CRC 1266 - Scales of Transformation

E3 – The Hellenistic sanctuary as a perception and action context: Mutual influence between humans, architecture and landscape

Northern part of Corinthia
Sanctuary of Athena at Lindos on Rhodos view from the acropolis passing the stoa (3rd centuary BC) to the harbour.

The project investigates the transformation of the interrelation between built architecture and landscape during the Hellenistic period (ca. 4th to 2nd century BC) in the Eastern Mediterranean. The mutual influence between built space and natural space will be explored and linked to specific forms of agency, social behaviour and social contexts. The project will concentrate on the archaeological and literary sources of selected, well-investigated sanctuaries that enable a diachronic perspective towards the period of research.
 

Amphiaraion of Oropos
1. Amphiaraion of Oropos at the Northern border of Attica, in the background theatre and stoa (2nd and 4th century BC), to the right Amphiaraos temple (5th century BC)

Project description

The project investigates the transformation of the interrelation between built architecture and landscape during the Hellenistic period (ca. 4th to 2nd century BC) in the Eastern Mediterranean. This period can be regarded as a key moment in the history of human design of landscape features since it saw a massive change in the relationship between architecture and landscape as already stressed by Hans Lauter in the 1950s. Therefore, project E3 focuses on architectural interventions and their consequences for the shaping of the landscape and, vice versa, the influence of landscape on the specific forms of architecture.

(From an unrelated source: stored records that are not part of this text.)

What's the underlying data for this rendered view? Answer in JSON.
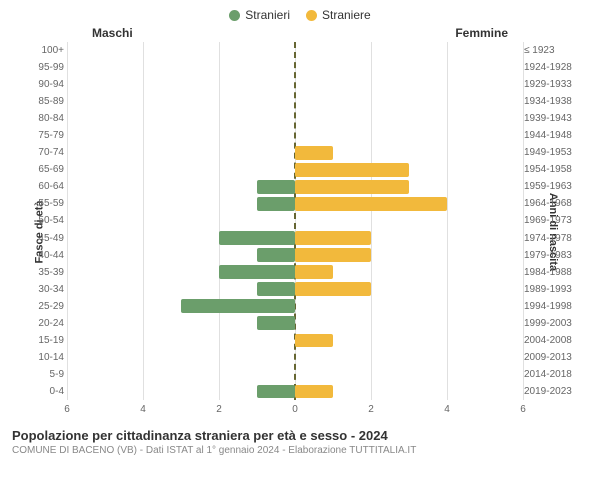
{
  "chart": {
    "type": "population-pyramid",
    "legend": [
      {
        "label": "Stranieri",
        "color": "#6b9e6b"
      },
      {
        "label": "Straniere",
        "color": "#f2b93c"
      }
    ],
    "header_left": "Maschi",
    "header_right": "Femmine",
    "y_axis_left_title": "Fasce di età",
    "y_axis_right_title": "Anni di nascita",
    "x_max": 6,
    "x_ticks": [
      6,
      4,
      2,
      0,
      2,
      4,
      6
    ],
    "grid_color": "#e0e0e0",
    "center_line_color": "#666633",
    "bar_male_color": "#6b9e6b",
    "bar_female_color": "#f2b93c",
    "background_color": "#ffffff",
    "rows": [
      {
        "age": "100+",
        "birth": "≤ 1923",
        "male": 0,
        "female": 0
      },
      {
        "age": "95-99",
        "birth": "1924-1928",
        "male": 0,
        "female": 0
      },
      {
        "age": "90-94",
        "birth": "1929-1933",
        "male": 0,
        "female": 0
      },
      {
        "age": "85-89",
        "birth": "1934-1938",
        "male": 0,
        "female": 0
      },
      {
        "age": "80-84",
        "birth": "1939-1943",
        "male": 0,
        "female": 0
      },
      {
        "age": "75-79",
        "birth": "1944-1948",
        "male": 0,
        "female": 0
      },
      {
        "age": "70-74",
        "birth": "1949-1953",
        "male": 0,
        "female": 1
      },
      {
        "age": "65-69",
        "birth": "1954-1958",
        "male": 0,
        "female": 3
      },
      {
        "age": "60-64",
        "birth": "1959-1963",
        "male": 1,
        "female": 3
      },
      {
        "age": "55-59",
        "birth": "1964-1968",
        "male": 1,
        "female": 4
      },
      {
        "age": "50-54",
        "birth": "1969-1973",
        "male": 0,
        "female": 0
      },
      {
        "age": "45-49",
        "birth": "1974-1978",
        "male": 2,
        "female": 2
      },
      {
        "age": "40-44",
        "birth": "1979-1983",
        "male": 1,
        "female": 2
      },
      {
        "age": "35-39",
        "birth": "1984-1988",
        "male": 2,
        "female": 1
      },
      {
        "age": "30-34",
        "birth": "1989-1993",
        "male": 1,
        "female": 2
      },
      {
        "age": "25-29",
        "birth": "1994-1998",
        "male": 3,
        "female": 0
      },
      {
        "age": "20-24",
        "birth": "1999-2003",
        "male": 1,
        "female": 0
      },
      {
        "age": "15-19",
        "birth": "2004-2008",
        "male": 0,
        "female": 1
      },
      {
        "age": "10-14",
        "birth": "2009-2013",
        "male": 0,
        "female": 0
      },
      {
        "age": "5-9",
        "birth": "2014-2018",
        "male": 0,
        "female": 0
      },
      {
        "age": "0-4",
        "birth": "2019-2023",
        "male": 1,
        "female": 1
      }
    ],
    "title": "Popolazione per cittadinanza straniera per età e sesso - 2024",
    "subtitle": "COMUNE DI BACENO (VB) - Dati ISTAT al 1° gennaio 2024 - Elaborazione TUTTITALIA.IT",
    "title_fontsize": 13,
    "subtitle_fontsize": 10,
    "label_fontsize": 10
  }
}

In contrast to many previous studies related to this subject, built space is not regarded as a static, container-like entity in which action takes place. Instead, the project adopts a more dynamic, relational concept of built space. Seen from this perspective, which is founded upon the research of influential theoreticians as Martina Löw and Henry Lefebvre, built space is a social product, formed by the ever-changing relations of its occupants and constituent elements. Thus, built space is strongly linked to specific forms of agency, social behaviour and social contexts.

In order to approach this research aim, project E3 focuses on a specific functional type of architecture – the Hellenistic sanctuary – which has already been identified as a suitable case study in previous research. Taking this as a starting point, a long-term description of the transformations in the architecture-landscape interaction is intended. The sacred complexes selected for study will be analysed according to the following questions:

On a general level, the basic conditions of architecture-landscape interaction are under observation.

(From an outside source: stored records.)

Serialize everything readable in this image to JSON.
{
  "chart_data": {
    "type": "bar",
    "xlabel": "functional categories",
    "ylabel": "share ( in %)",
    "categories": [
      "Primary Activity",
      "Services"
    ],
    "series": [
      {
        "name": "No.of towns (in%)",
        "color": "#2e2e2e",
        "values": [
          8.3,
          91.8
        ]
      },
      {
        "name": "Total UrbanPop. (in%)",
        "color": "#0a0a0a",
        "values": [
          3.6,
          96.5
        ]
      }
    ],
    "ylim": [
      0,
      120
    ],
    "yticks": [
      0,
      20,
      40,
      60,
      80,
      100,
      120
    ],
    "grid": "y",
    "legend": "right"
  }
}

  • How are the sanctuaries sited inside the landscape, as well as urban space?
  • Which kinds of landscape elements and architectural elements can be identified?
  • In what ways did both elements exert influence on each other during the construction phase?

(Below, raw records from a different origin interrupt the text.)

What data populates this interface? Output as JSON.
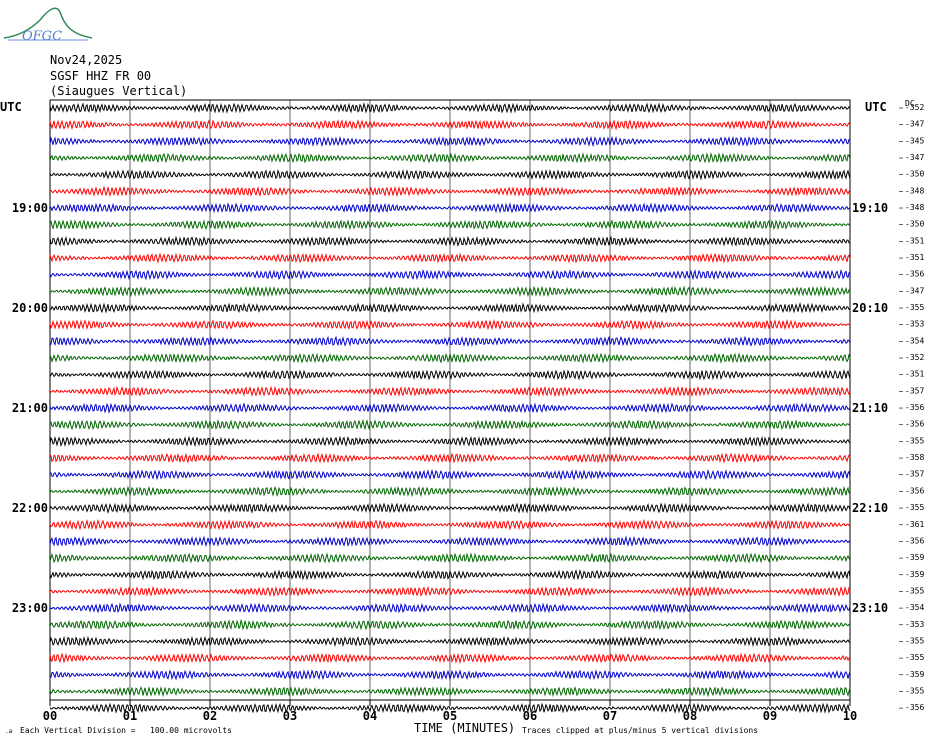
{
  "logo_text": "OFGC",
  "header": {
    "date": "Nov24,2025",
    "channel": "SGSF HHZ FR 00",
    "station_name": "(Siaugues Vertical)"
  },
  "left_axis_label": "UTC",
  "right_axis_label": "UTC",
  "dc_label": "DC",
  "footer": {
    "scale_prefix": "Each Vertical Division =",
    "scale_value": "100.00 microvolts",
    "x_title": "TIME (MINUTES)",
    "clip_note": "Traces clipped at plus/minus 5 vertical divisions"
  },
  "colors": [
    "#000000",
    "#ff0000",
    "#0000cc",
    "#006600"
  ],
  "chart_data": {
    "type": "line",
    "x_ticks": [
      "00",
      "01",
      "02",
      "03",
      "04",
      "05",
      "06",
      "07",
      "08",
      "09",
      "10"
    ],
    "xlim": [
      0,
      10
    ],
    "left_hour_labels": [
      "19:00",
      "20:00",
      "21:00",
      "22:00",
      "23:00"
    ],
    "right_hour_labels": [
      "19:10",
      "20:10",
      "21:10",
      "22:10",
      "23:10"
    ],
    "hour_label_rows": [
      6,
      12,
      18,
      24,
      30
    ],
    "dc_offsets": [
      "-352",
      "-347",
      "-345",
      "-347",
      "-350",
      "-348",
      "-348",
      "-350",
      "-351",
      "-351",
      "-356",
      "-347",
      "-355",
      "-353",
      "-354",
      "-352",
      "-351",
      "-357",
      "-356",
      "-356",
      "-355",
      "-358",
      "-357",
      "-356",
      "-355",
      "-361",
      "-356",
      "-359",
      "-359",
      "-355",
      "-354",
      "-353",
      "-355",
      "-355",
      "-359",
      "-355",
      "-356"
    ]
  }
}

One a more specific level, the architecture-landscape interaction will be analysed with regard to human agency.

  • Which kinds of landscape elements and architectural elements can be identified?
  • How are sanctuaries structured on the whole?
  • How did landscape elements and architectural elements interact with the human actor and what consequences for their behaviour can be identified?

From the conception of space as a social product, it follows that the interrelation of architecture and landscape can be analysed as an indicator for specific cultural, religious, political, ethnical, and social meanings and aesthetic concepts. Thus, project E3’s final part aims to link the transformation phenomenon under observation to the broader social context.

  • Are there Hellenistic pictorial and written sources that hint at the ancient actor’s perspective on architecture-landscape interaction?
  • How does the Hellenistic period differ with respect to architecture-landscape interaction from the Classical and Roman periods?
  • Which models can be drawn on in order to explain these transformational phenomena during the Hellenistic age?